Personal information
- Born: 24 December 1975 (age 50) Newcastle, New South Wales
- Height: 168 cm (5 ft 6 in)
- Weight: 64 kg (141 lb)

Sport
- Club: Lake Macquarie Association
- Coached by: Troy Baverstock & Fabian Barlow

Medal record
Women's Softball
Representing Australia
Olympic Games
| Silver medal – second place | 2004 Athens | Team |
| Bronze medal – third place | 1996 Atlanta | Team |
| Bronze medal – third place | 2000 Sydney | Team |
| Bronze medal – third place | 2008 Beijing | Team |

= Natalie Ward (softball) =

Australian softball player

Natalie Anne Ward (born 24 December 1975) is a former softball player from Australia, who won bronze medals at the 1996 Summer Olympics, the 2000 Summer Olympics and the 2008 Summer Olympics. Ward also won a silver medal at the 2004 Summer Olympics. She played shortstop and 2nd base. She wore jersey number six.

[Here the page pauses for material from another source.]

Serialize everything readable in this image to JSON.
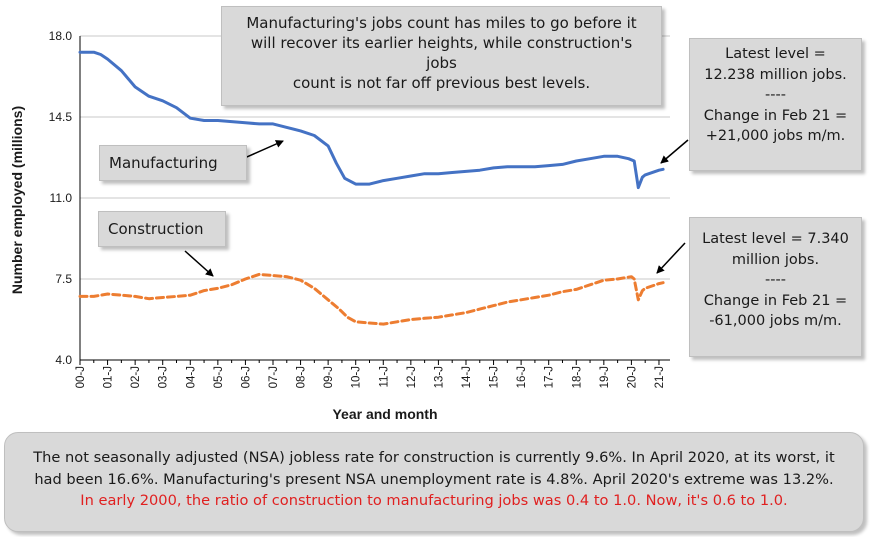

Ward was born in Newcastle, New South Wales. By 2006, she had appeared in 357 games for the Australian national team. That broke the former record of 356 games held by Sally McCreedy. Ward played in the 2008 Olympic Games, her fourth Olympics.
Ward retired from the sport following these Olympics because of the IOC's decision to not allow softball into the next two Olympiads.